Em vez disso, afobação e pressa foram mais uma vez confundidos com raça e entrega. O Brasil foi guerreiro, talvez até além da conta. Avenidas se formaram pelo avanço desordenado dos laterais e de David Luiz. O Brasil parecia um boxeador desnorteado dando socos a esmo, ao vento, mas que recusava-se a cair em knock-out. Ia à lona, ouvia a contagem até 9, levantava e apanhava mais. Não faltou raça, vibração, foco, trabalho, vontade, entrega, dedicação. Seria injusto dizer que faltou. Se faltasse, aí sim eu diria que foi vergonhoso. Mas faltou competência e cabeça, isso faltou sim.

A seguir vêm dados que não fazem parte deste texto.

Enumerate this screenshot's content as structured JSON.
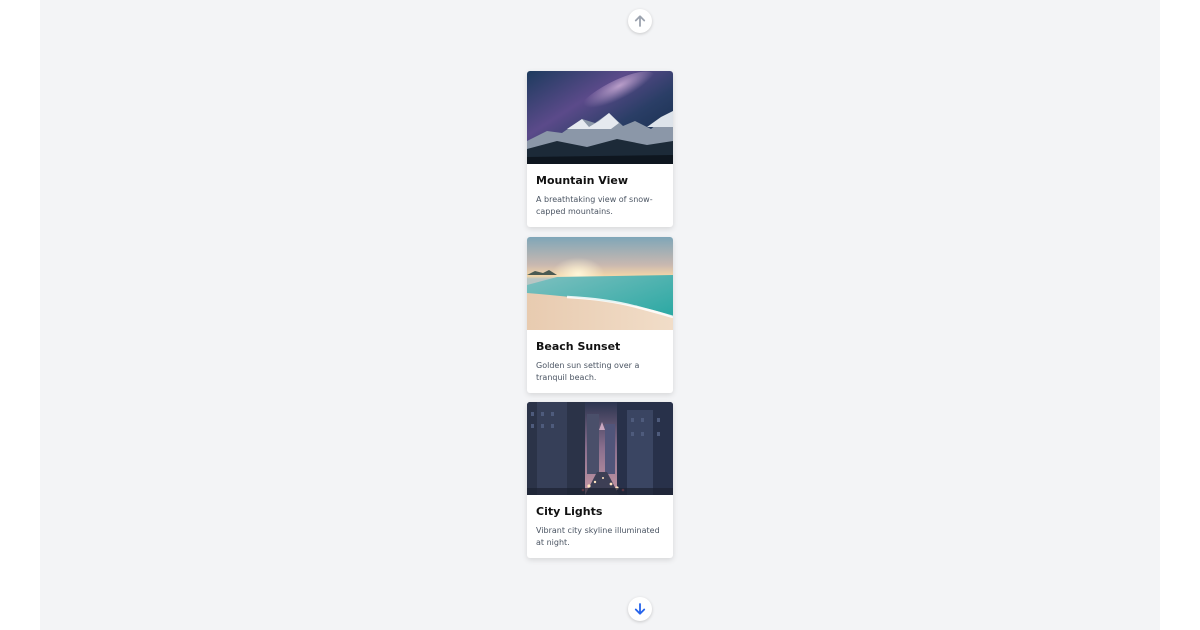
{
  "navigation": {
    "up_icon": "arrow-up-icon",
    "down_icon": "arrow-down-icon",
    "up_color": "#9ca3af",
    "down_color": "#2563eb"
  },
  "cards": [
    {
      "title": "Mountain View",
      "description": "A breathtaking view of snow-capped mountains.",
      "image": "mountain-night-sky-image"
    },
    {
      "title": "Beach Sunset",
      "description": "Golden sun setting over a tranquil beach.",
      "image": "beach-sunset-image"
    },
    {
      "title": "City Lights",
      "description": "Vibrant city skyline illuminated at night.",
      "image": "city-street-night-image"
    }
  ]
}
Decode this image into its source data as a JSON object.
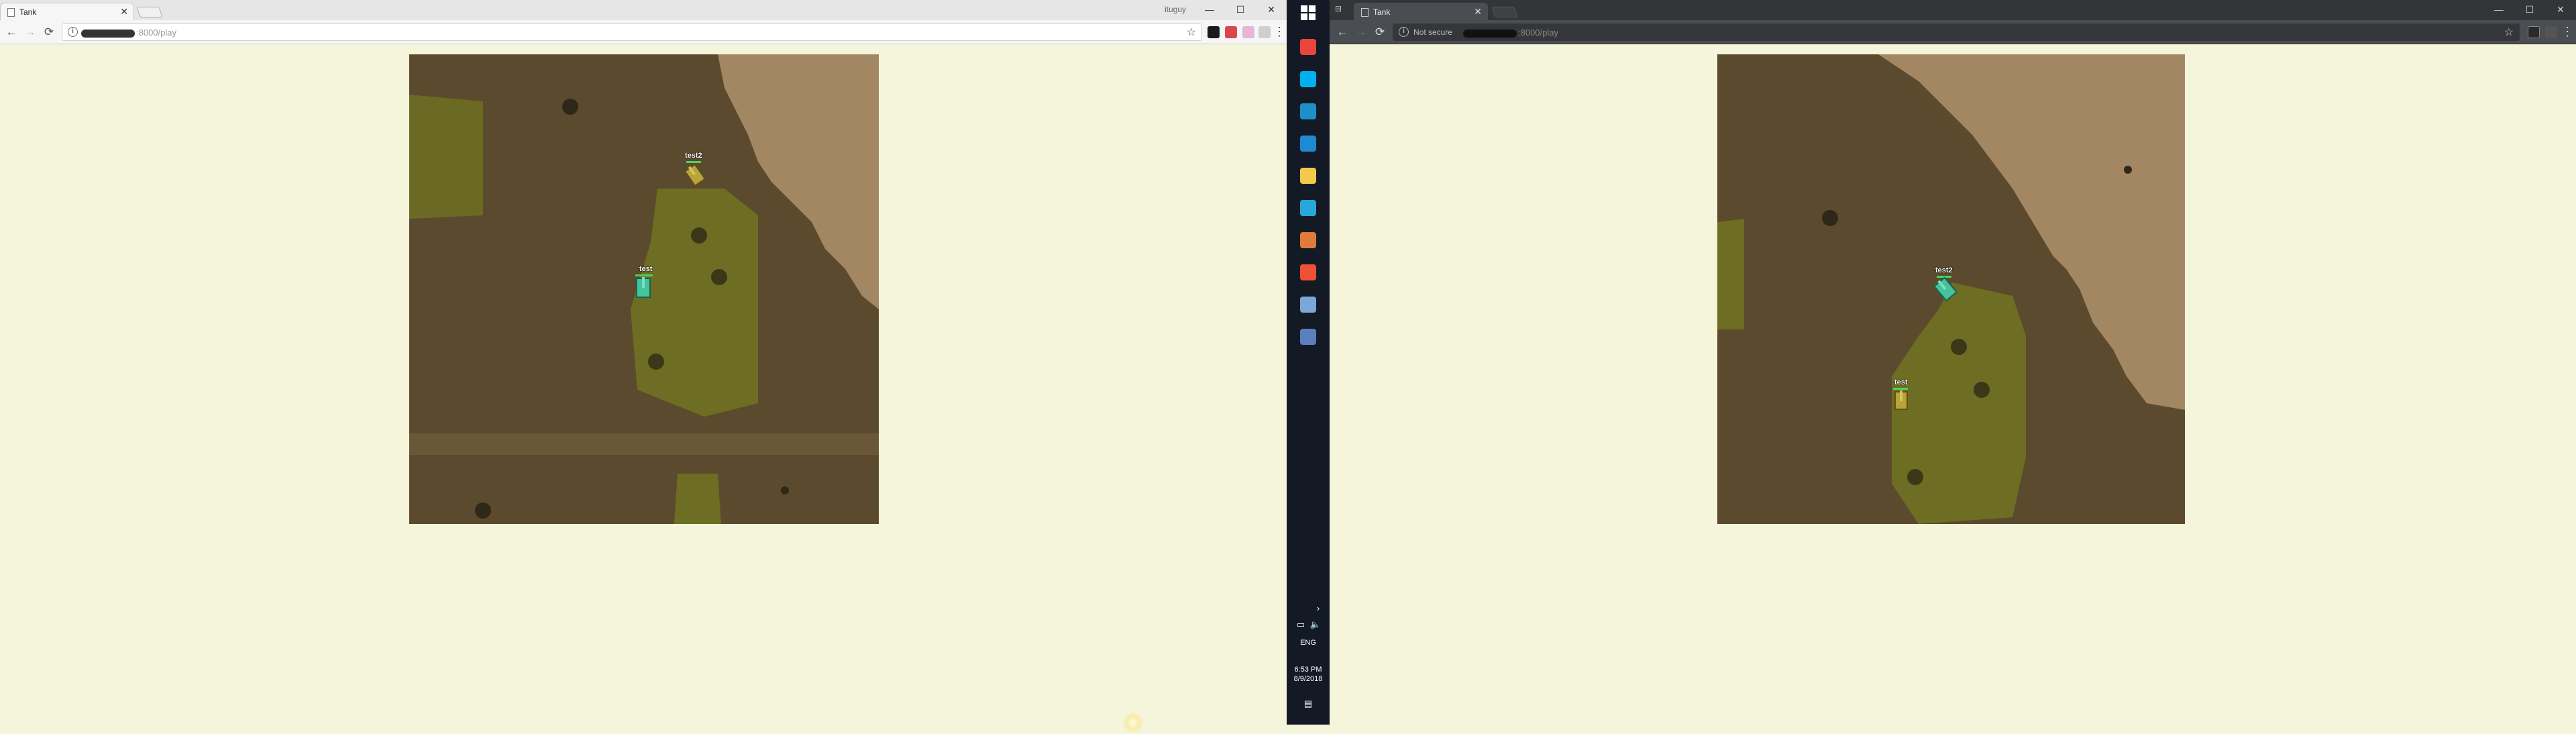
{
  "left_window": {
    "tab": {
      "title": "Tank"
    },
    "profile_badge": "ituguy",
    "address": {
      "url_suffix": ":8000/play"
    }
  },
  "right_window": {
    "tab": {
      "title": "Tank"
    },
    "address": {
      "security_text": "Not secure",
      "url_suffix": ":8000/play"
    }
  },
  "window_controls": {
    "minimize": "—",
    "maximize": "☐",
    "close": "✕"
  },
  "nav": {
    "back": "←",
    "forward": "→",
    "reload": "⟳"
  },
  "game_left": {
    "tanks": [
      {
        "name": "test2",
        "color": "olive"
      },
      {
        "name": "test",
        "color": "teal"
      }
    ]
  },
  "game_right": {
    "tanks": [
      {
        "name": "test2",
        "color": "teal"
      },
      {
        "name": "test",
        "color": "olive"
      }
    ]
  },
  "taskbar": {
    "language": "ENG",
    "time": "6:53 PM",
    "date": "8/9/2018",
    "chevron": "›",
    "apps": [
      {
        "name": "chrome",
        "color": "#e8453c"
      },
      {
        "name": "skype",
        "color": "#00aff0"
      },
      {
        "name": "store",
        "color": "#1e90c8"
      },
      {
        "name": "vscode",
        "color": "#1f8ad2"
      },
      {
        "name": "file-explorer",
        "color": "#f2c94c"
      },
      {
        "name": "browser-blue",
        "color": "#2aa6d8"
      },
      {
        "name": "media-player",
        "color": "#e07b39"
      },
      {
        "name": "git-client",
        "color": "#f05033"
      },
      {
        "name": "photos",
        "color": "#7aa7d6"
      },
      {
        "name": "calculator",
        "color": "#5b7fbd"
      }
    ]
  }
}
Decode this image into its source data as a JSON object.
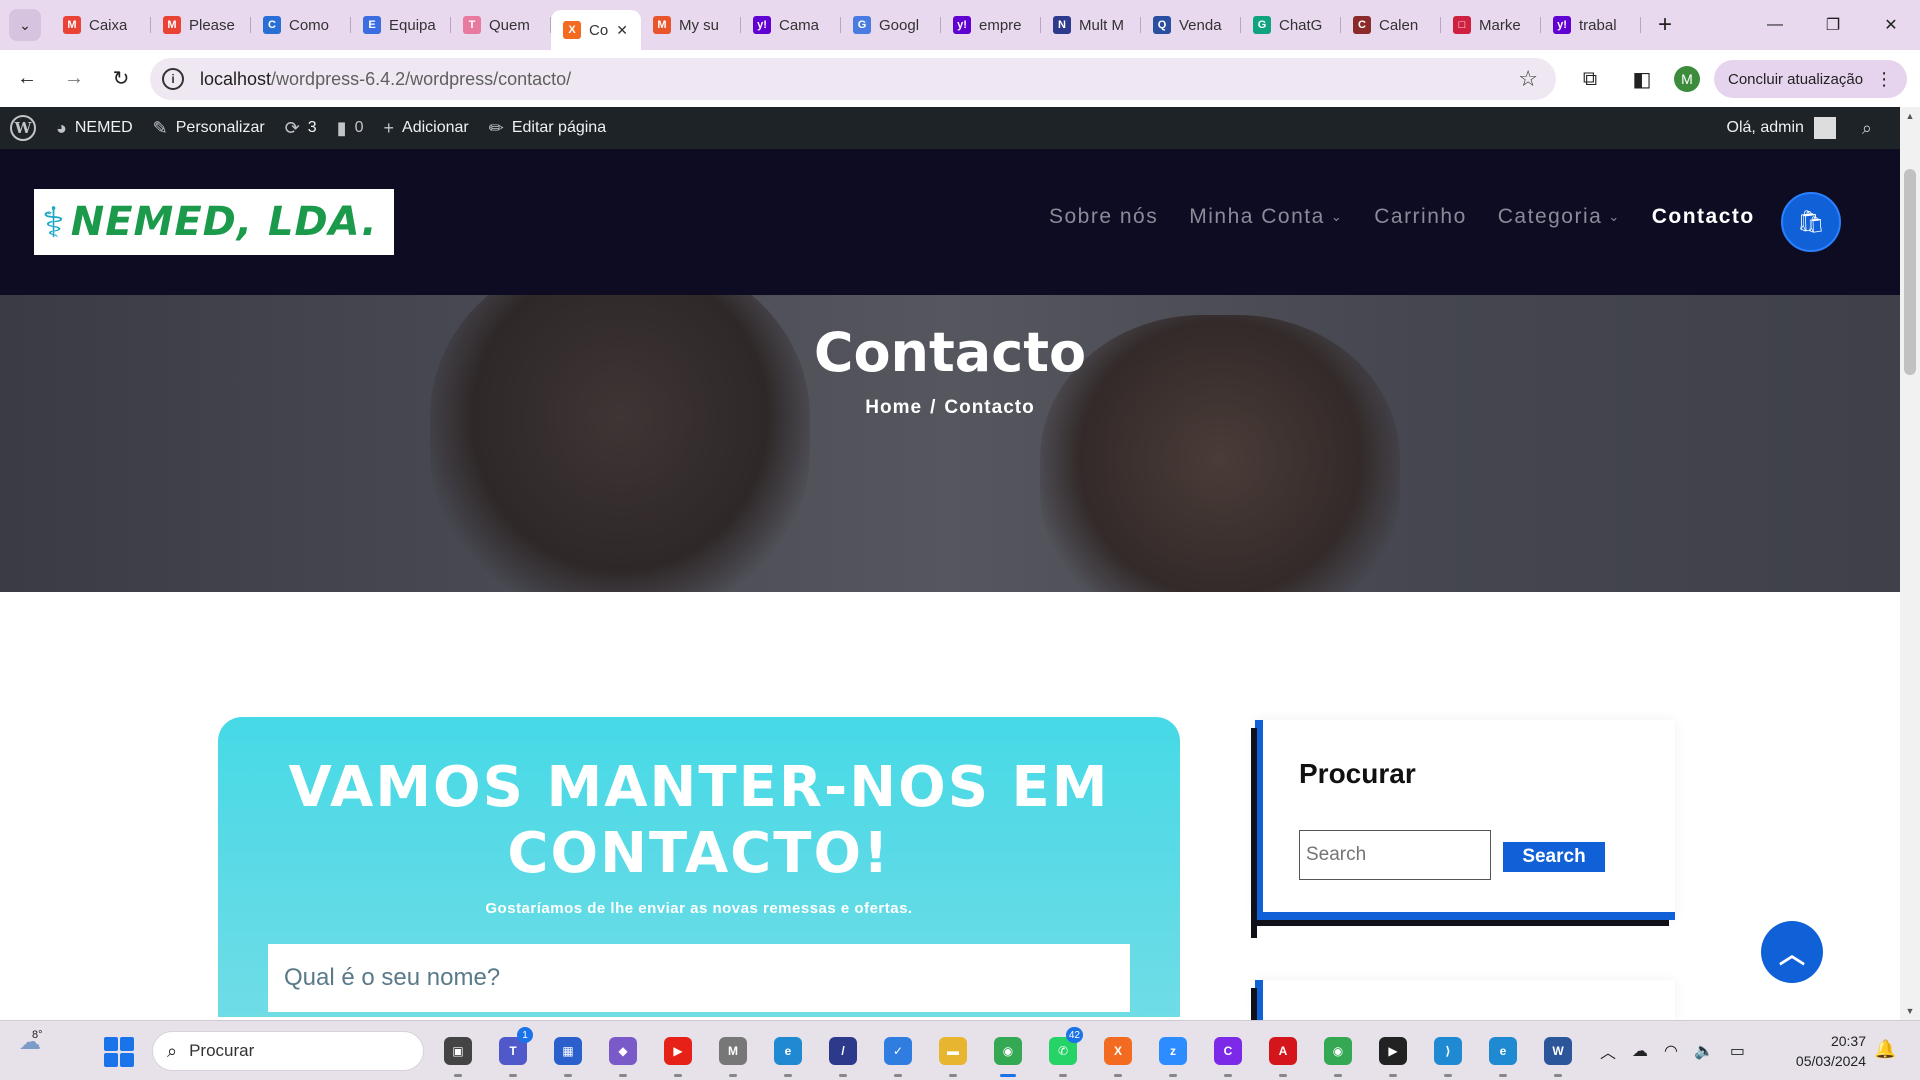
{
  "browser": {
    "tabs": [
      {
        "title": "Caixa",
        "favicon_color": "#ea4335",
        "favicon_glyph": "M"
      },
      {
        "title": "Please",
        "favicon_color": "#ea4335",
        "favicon_glyph": "M"
      },
      {
        "title": "Como",
        "favicon_color": "#2a6fd6",
        "favicon_glyph": "C"
      },
      {
        "title": "Equipa",
        "favicon_color": "#3b6de0",
        "favicon_glyph": "E"
      },
      {
        "title": "Quem",
        "favicon_color": "#e87aa0",
        "favicon_glyph": "T"
      },
      {
        "title": "Co",
        "favicon_color": "#f26b21",
        "favicon_glyph": "X",
        "active": true
      },
      {
        "title": "My su",
        "favicon_color": "#e8552a",
        "favicon_glyph": "M"
      },
      {
        "title": "Cama",
        "favicon_color": "#6001d2",
        "favicon_glyph": "y!"
      },
      {
        "title": "Googl",
        "favicon_color": "#4a7be0",
        "favicon_glyph": "G"
      },
      {
        "title": "empre",
        "favicon_color": "#6001d2",
        "favicon_glyph": "y!"
      },
      {
        "title": "Mult M",
        "favicon_color": "#2e3a8c",
        "favicon_glyph": "N"
      },
      {
        "title": "Venda",
        "favicon_color": "#2a4fa0",
        "favicon_glyph": "Q"
      },
      {
        "title": "ChatG",
        "favicon_color": "#10a37f",
        "favicon_glyph": "G"
      },
      {
        "title": "Calen",
        "favicon_color": "#8b2a2a",
        "favicon_glyph": "C"
      },
      {
        "title": "Marke",
        "favicon_color": "#d02040",
        "favicon_glyph": "□"
      },
      {
        "title": "trabal",
        "favicon_color": "#6001d2",
        "favicon_glyph": "y!"
      }
    ],
    "new_tab_glyph": "+",
    "url_host": "localhost",
    "url_path": "/wordpress-6.4.2/wordpress/contacto/",
    "profile_initial": "M",
    "update_button": "Concluir atualização"
  },
  "adminbar": {
    "site_name": "NEMED",
    "customize": "Personalizar",
    "updates_count": "3",
    "comments_count": "0",
    "add_new": "Adicionar",
    "edit_page": "Editar página",
    "greeting": "Olá, admin"
  },
  "site": {
    "logo_text": "NEMED, LDA.",
    "nav": [
      {
        "label": "Sobre nós",
        "has_dropdown": false
      },
      {
        "label": "Minha Conta",
        "has_dropdown": true
      },
      {
        "label": "Carrinho",
        "has_dropdown": false
      },
      {
        "label": "Categoria",
        "has_dropdown": true
      },
      {
        "label": "Contacto",
        "has_dropdown": false,
        "current": true
      }
    ],
    "accent_color": "#1060d8"
  },
  "hero": {
    "title": "Contacto",
    "breadcrumb_home": "Home",
    "breadcrumb_sep": "/",
    "breadcrumb_current": "Contacto"
  },
  "contact_card": {
    "heading_line1": "VAMOS MANTER-NOS EM",
    "heading_line2": "CONTACTO!",
    "subtitle": "Gostaríamos de lhe enviar as novas remessas e ofertas.",
    "name_placeholder": "Qual é o seu nome?"
  },
  "sidebar": {
    "search_widget_title": "Procurar",
    "search_placeholder": "Search",
    "search_button": "Search"
  },
  "taskbar": {
    "weather_temp": "8°",
    "search_label": "Procurar",
    "apps": [
      {
        "name": "file-explorer-alt",
        "color": "#444",
        "glyph": "▣"
      },
      {
        "name": "teams",
        "color": "#5059c9",
        "glyph": "T",
        "badge": "1"
      },
      {
        "name": "microsoft-store",
        "color": "#2b5fcb",
        "glyph": "▦"
      },
      {
        "name": "copilot",
        "color": "#7a5ac8",
        "glyph": "◆"
      },
      {
        "name": "youtube",
        "color": "#e62117",
        "glyph": "▶"
      },
      {
        "name": "m-app",
        "color": "#777",
        "glyph": "M"
      },
      {
        "name": "edge",
        "color": "#1f8ad2",
        "glyph": "e"
      },
      {
        "name": "vs-app",
        "color": "#2d3a8c",
        "glyph": "/"
      },
      {
        "name": "todo",
        "color": "#2f7de1",
        "glyph": "✓"
      },
      {
        "name": "folder",
        "color": "#e8b530",
        "glyph": "▬"
      },
      {
        "name": "chrome",
        "color": "#34a853",
        "glyph": "◉",
        "active": true
      },
      {
        "name": "whatsapp",
        "color": "#25d366",
        "glyph": "✆",
        "badge": "42"
      },
      {
        "name": "xampp",
        "color": "#f26b21",
        "glyph": "X"
      },
      {
        "name": "zoom",
        "color": "#2d8cff",
        "glyph": "z"
      },
      {
        "name": "canva",
        "color": "#7d2ae8",
        "glyph": "C"
      },
      {
        "name": "acrobat",
        "color": "#d4161c",
        "glyph": "A"
      },
      {
        "name": "chrome-profile",
        "color": "#34a853",
        "glyph": "◉"
      },
      {
        "name": "media-player",
        "color": "#222",
        "glyph": "▶"
      },
      {
        "name": "vscode",
        "color": "#1f8ad2",
        "glyph": "⟩"
      },
      {
        "name": "edge-dev",
        "color": "#1f8ad2",
        "glyph": "e"
      },
      {
        "name": "word",
        "color": "#2b579a",
        "glyph": "W"
      }
    ],
    "time": "20:37",
    "date": "05/03/2024"
  }
}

Muita gente dizia estar torcendo pela seleção e saltou do barco, como ratos em fuga. Isso sim é vergonhoso. Antes mesmo do jogo acabar, já tentavam faturar em cima da derrota. Vexame.

Nem estou falando de algumas piadas de sorriso amarelo, brincadeiras típicas de redes sociais. Estas, ao menos, têm a função de descarregar o ambiente, dissimular a frustração. É só um modo (inteligente) de absorver o impacto, de dizermos para nós mesmos que é só um jogo.

No fundo, saber lidar com a própria desgraça é sabedoria, e nos fará recobrar o orgulho de estarmos realizando (ainda, porque não acabou) a Copa das Copas. A imprensa do mundo todo, os turistas que passaram por aqui, dizendo aos quatro cantos que realizamos a melhor de todas as Copas, dentro e fora de campo. Demos um show de competência, eficiência, hospitalidade, simpatia, esportividade. Estádios, transporte, segurança, hotelaria, infraestrutura, tudo funcionou como deveria. Não é um desastre dentro de campo que vai embotar o sucesso absoluto fora dele. Nós sabemos separar as coisas, nós sabemos que, como povo, como País, fomos vencedores.

Mas teve gente que nem esperou o apito final para tentar dar contornos sociológicos para “explicar” a derrota, para politizar o momento, para tentar faturar em cima do desastre esportivo. William Waack, mais alemão que brasileiro, para não perder seu momento de júbilo, abriu o Jornal da Globo lendo um editorial lastimável, repugnante, oportunista e abjeto.

Gente como ele sim, são uma vergonha para todos nós.